Dengan kata lain, jika kita menelisik dan melakukan pembenaran terhadap posisi dan wujud mall, maka sesungguhnya terjadi sejenis kesinambungan peristiwa sosial. Walaupun tentu saja antara pasar tradisisonal yang juga akrab dengan relasi keluarga dan lingkungan sosial dengan mall memiliki perbedaan yang substansial: suatu akumulasi kapital yang mengendalikan mall menciptakan mekanisme sosial dan ekonomi dan di balik itu terdapat “indoktrinasi sepihak” yang diselenggarakaan secara canggih.

Itulah perbedaan mendasar antara mall dengan pasar tradisional yang keseluruhan peristiwa dibentuk oleh ikatan sosial berdasarkan relasi personal yang sudah dikenal antara satu dengan lainnya. Dari hal itu juga pasar tradisional menjadi pusaran informasi antara warga dan antara tetangga dekat dan tetangga desa. Dalam dunia mall, informasi bukan datang dari warga, tapi by design oleh manajemen yang dikendalikan secara terpusat yang menentukan pilihan.

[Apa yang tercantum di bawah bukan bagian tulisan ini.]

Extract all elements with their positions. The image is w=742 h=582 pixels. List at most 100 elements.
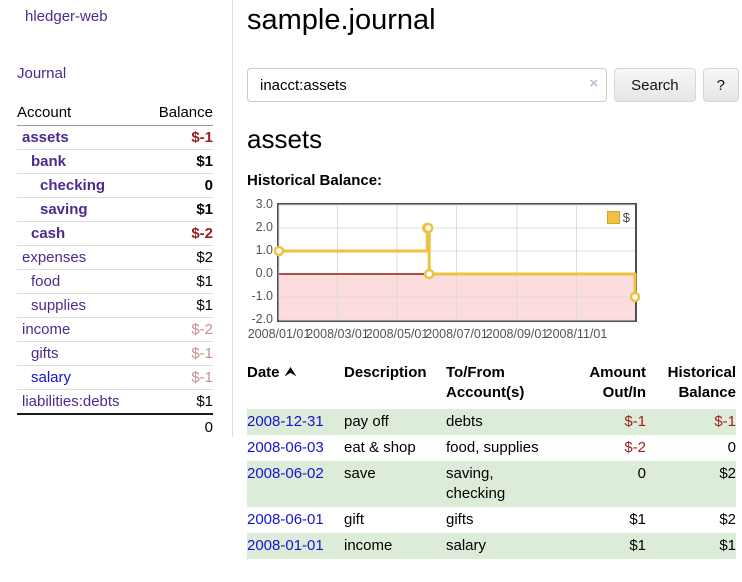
transaction-date-link[interactable]: 2008-06-03 — [247, 439, 324, 456]
x-axis-tick-label: 2008/01/01 — [247, 327, 311, 341]
register-row: 2008-01-01 income salary $1 $1 — [247, 533, 736, 559]
transaction-amount: $1 — [629, 537, 646, 554]
register-col-balance: Historical Balance — [667, 364, 736, 401]
chart-canvas — [273, 204, 641, 321]
transaction-description: gift — [344, 511, 365, 528]
account-link-checking[interactable]: checking — [40, 177, 106, 194]
transaction-balance: $1 — [719, 537, 736, 554]
y-axis-tick-label: 0.0 — [255, 266, 273, 280]
page-title: sample.journal — [247, 4, 436, 36]
account-link-supplies[interactable]: supplies — [31, 297, 87, 314]
account-balance: $-1 — [191, 129, 213, 146]
account-link-salary[interactable]: salary — [31, 369, 72, 386]
transaction-date-link[interactable]: 2008-06-02 — [247, 465, 324, 482]
transaction-description: pay off — [344, 413, 389, 430]
app-brand-link[interactable]: hledger-web — [25, 8, 108, 25]
y-axis-tick-label: 2.0 — [255, 220, 273, 234]
y-axis-tick-label: -2.0 — [251, 312, 273, 326]
x-axis-tick-label: 2008/05/01 — [365, 327, 429, 341]
transaction-description: eat & shop — [344, 439, 416, 456]
accounts-col-account: Account — [17, 104, 72, 121]
chart-plot-area[interactable]: $ — [273, 203, 641, 322]
accounts-total-value: 0 — [204, 419, 213, 436]
account-link-cash[interactable]: cash — [31, 225, 66, 242]
transaction-accounts: saving, checking — [446, 465, 506, 502]
account-link-expenses[interactable]: expenses — [22, 249, 87, 266]
transaction-accounts: salary — [446, 537, 487, 554]
register-col-description: Description — [344, 364, 427, 381]
register-table-body: 2008-12-31 pay off debts $-1 $-1 2008-06-03 ea… — [247, 409, 736, 559]
account-balance: $-1 — [191, 345, 213, 362]
account-link-assets[interactable]: assets — [22, 129, 69, 146]
register-col-date[interactable]: Date — [247, 361, 344, 409]
account-row: salary $-1 — [17, 365, 213, 390]
accounts-total-row: 0 — [17, 414, 213, 440]
chart-title: Historical Balance: — [247, 172, 383, 189]
register-col-accounts: To/From Account(s) — [446, 364, 525, 401]
transaction-amount: $1 — [629, 511, 646, 528]
account-row: liabilities:debts $1 — [17, 389, 213, 415]
register-row: 2008-06-03 eat & shop food, supplies $-2 0 — [247, 435, 736, 461]
transaction-description: income — [344, 537, 393, 554]
account-row: saving $1 — [17, 197, 213, 222]
chart-legend: $ — [604, 209, 632, 226]
account-balance: $2 — [196, 249, 213, 266]
account-link-income[interactable]: income — [22, 321, 71, 338]
account-link-saving[interactable]: saving — [40, 201, 88, 218]
transaction-accounts: food, supplies — [446, 439, 539, 456]
transaction-date-link[interactable]: 2008-06-01 — [247, 511, 324, 528]
account-link-food[interactable]: food — [31, 273, 61, 290]
help-button[interactable]: ? — [702, 68, 739, 102]
sidebar: hledger-web Journal Account Balance asse… — [0, 0, 233, 437]
x-axis-tick-label: 2008/07/01 — [425, 327, 488, 341]
main-content: sample.journal × Search ? assets Histori… — [247, 0, 739, 559]
y-axis-tick-label: -1.0 — [251, 289, 273, 303]
account-balance: $-1 — [191, 369, 213, 386]
historical-balance-chart: $ 3.0 2.0 1.0 0.0 -1.0 -2.0 2008/01/01 2008/03… — [247, 197, 739, 342]
account-row: supplies $1 — [17, 293, 213, 318]
x-axis-tick-label: 2008/09/01 — [485, 327, 549, 341]
transaction-balance: 0 — [727, 439, 736, 456]
account-link-bank[interactable]: bank — [31, 153, 67, 170]
account-balance: $1 — [196, 297, 213, 314]
transaction-amount: $-2 — [624, 439, 646, 456]
y-axis-tick-label: 3.0 — [255, 197, 273, 211]
search-input[interactable] — [247, 68, 608, 102]
account-link-liabilities-debts[interactable]: liabilities:debts — [22, 393, 120, 410]
sidebar-item-journal[interactable]: Journal — [17, 65, 67, 82]
account-heading: assets — [247, 124, 323, 154]
account-row: food $1 — [17, 269, 213, 294]
accounts-col-balance: Balance — [158, 104, 213, 121]
transaction-description: save — [344, 465, 376, 482]
account-row: bank $1 — [17, 149, 213, 174]
transaction-balance: $-1 — [714, 413, 736, 430]
transaction-balance: $2 — [719, 511, 736, 528]
account-row: gifts $-1 — [17, 341, 213, 366]
accounts-table-body: assets $-1 bank $1 checking 0 saving $1 cash $-2 e… — [17, 126, 213, 415]
x-axis-tick-label: 2008/11/01 — [545, 327, 608, 341]
sort-asc-icon — [284, 363, 297, 383]
account-link-gifts[interactable]: gifts — [31, 345, 59, 362]
account-balance: $1 — [196, 393, 213, 410]
account-balance: $-2 — [191, 225, 213, 242]
account-row: checking 0 — [17, 173, 213, 198]
account-balance: $-2 — [191, 321, 213, 338]
register-table: Date Description To/From Account(s) Amou… — [247, 361, 736, 559]
register-row: 2008-06-01 gift gifts $1 $2 — [247, 507, 736, 533]
account-balance: $1 — [196, 153, 213, 170]
transaction-accounts: gifts — [446, 511, 474, 528]
transaction-date-link[interactable]: 2008-01-01 — [247, 537, 324, 554]
account-balance: 0 — [204, 177, 213, 194]
search-box: × — [247, 68, 608, 102]
account-row: expenses $2 — [17, 245, 213, 270]
search-button[interactable]: Search — [614, 68, 696, 102]
transaction-date-link[interactable]: 2008-12-31 — [247, 413, 324, 430]
y-axis-tick-label: 1.0 — [255, 243, 273, 257]
register-row: 2008-12-31 pay off debts $-1 $-1 — [247, 409, 736, 435]
legend-swatch-icon — [606, 211, 620, 224]
register-row: 2008-06-02 save saving, checking 0 $2 — [247, 461, 736, 507]
clear-search-icon[interactable]: × — [589, 75, 599, 92]
x-axis-tick-label: 2008/03/01 — [306, 327, 369, 341]
account-row: income $-2 — [17, 317, 213, 342]
account-row: assets $-1 — [17, 126, 213, 150]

Kilasan ulasan di atas ingin mengajak kita semua untuk kembali memikirkan tentang bagaimana posisi dan fungsi ruang publik yang ada di sekitar kita. Jika kini begitu banyak keluarga berbondong-bondong mendatangi mall sebagai wilayah dan ruang(an) rekreasi, maka muncul pertanyaan: bisakah suatu kota menciptakan suatu ruang publik kebudayaan bagi kepentingan keluarga? Bisakah tata ruang perkotaan didisain untuk menciptakan suatu relasi kreatif antar-warga melalui kehadiran setiap keluarga dalam proses pendidikan informal melalui kegiatan kebudayaan? Dan kenapa pula begitu banyak keluarga justru menciptakan citra kepada anak-anaknya tentang budaya konsumerisme melalui ruang(an) mall?

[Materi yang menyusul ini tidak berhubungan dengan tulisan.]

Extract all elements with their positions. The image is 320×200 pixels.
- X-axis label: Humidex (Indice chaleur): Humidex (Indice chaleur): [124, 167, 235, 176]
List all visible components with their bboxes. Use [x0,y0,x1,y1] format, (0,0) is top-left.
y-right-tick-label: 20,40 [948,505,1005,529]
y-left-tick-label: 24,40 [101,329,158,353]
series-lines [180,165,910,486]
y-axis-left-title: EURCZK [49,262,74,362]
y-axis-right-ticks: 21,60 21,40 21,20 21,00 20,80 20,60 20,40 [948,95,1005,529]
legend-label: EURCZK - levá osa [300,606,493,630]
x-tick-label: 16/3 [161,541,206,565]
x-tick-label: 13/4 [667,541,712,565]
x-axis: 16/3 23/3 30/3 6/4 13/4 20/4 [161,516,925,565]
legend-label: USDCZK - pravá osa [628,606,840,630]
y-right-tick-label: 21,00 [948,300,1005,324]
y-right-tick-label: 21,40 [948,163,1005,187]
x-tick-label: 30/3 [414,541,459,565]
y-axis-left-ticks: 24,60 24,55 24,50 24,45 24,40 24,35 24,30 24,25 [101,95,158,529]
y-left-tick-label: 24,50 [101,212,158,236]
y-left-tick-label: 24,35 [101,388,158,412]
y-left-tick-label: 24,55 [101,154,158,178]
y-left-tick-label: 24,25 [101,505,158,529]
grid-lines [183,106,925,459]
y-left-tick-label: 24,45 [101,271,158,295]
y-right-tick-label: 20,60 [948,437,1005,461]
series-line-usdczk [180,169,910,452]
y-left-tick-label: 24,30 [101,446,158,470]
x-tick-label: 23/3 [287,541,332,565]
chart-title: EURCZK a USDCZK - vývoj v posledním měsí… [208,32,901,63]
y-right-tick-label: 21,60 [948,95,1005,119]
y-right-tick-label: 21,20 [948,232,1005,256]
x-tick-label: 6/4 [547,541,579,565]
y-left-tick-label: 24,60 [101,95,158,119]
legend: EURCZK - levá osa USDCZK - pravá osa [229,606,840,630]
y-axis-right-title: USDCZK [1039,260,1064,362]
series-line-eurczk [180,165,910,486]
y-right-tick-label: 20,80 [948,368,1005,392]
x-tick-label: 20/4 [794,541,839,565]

Kilasan ulasan ini sekaligus juga ingin mengajak kepada Pemkot Banjarmasin khususnya tentang kebutuhan tata ruang publik kebudayaan dalam konteks relasi keluarga.

Keluarga sebagai basis kultural memiliki peranan penting seperti yang disampaikan oleh tokoh sejarah dan pemikir Pendidikan Ki Hajar Dewantara, bahwa keluarga merupakan cikal bakal pertumbuhan dan perkembangan anak dalam kaitannya dengan pembentukan watak. Pembentukan watak di dalam keluarga membutuhkan ruang(an) lain yang ikut menunjang, yakni sekolah. Di antara dua ruang(an) itulah lingkungan sosial dengan dukungan ruang publik kebudayaan menjadi penting sebagai penyangga dan sarana bagi anak didik untuk mengenal makna kehidupan yang lebih luas.

Melalui ruang publik kebudayaan sang anak meluaskan dan memahami keberagaman nilai-nilai kultural dan sekaligus makna dari relasi sosial tentang yang lain. Sesungguhnyalah makna toleransi dan kohesi sosial diwujudkan di dalam ruang publik dalam proses interaksi antar-individu. Maka, betapa pentingnya suatu ruang publik di wilayah perkotaan dibentuk berdasarkan kebutuhan keluarga.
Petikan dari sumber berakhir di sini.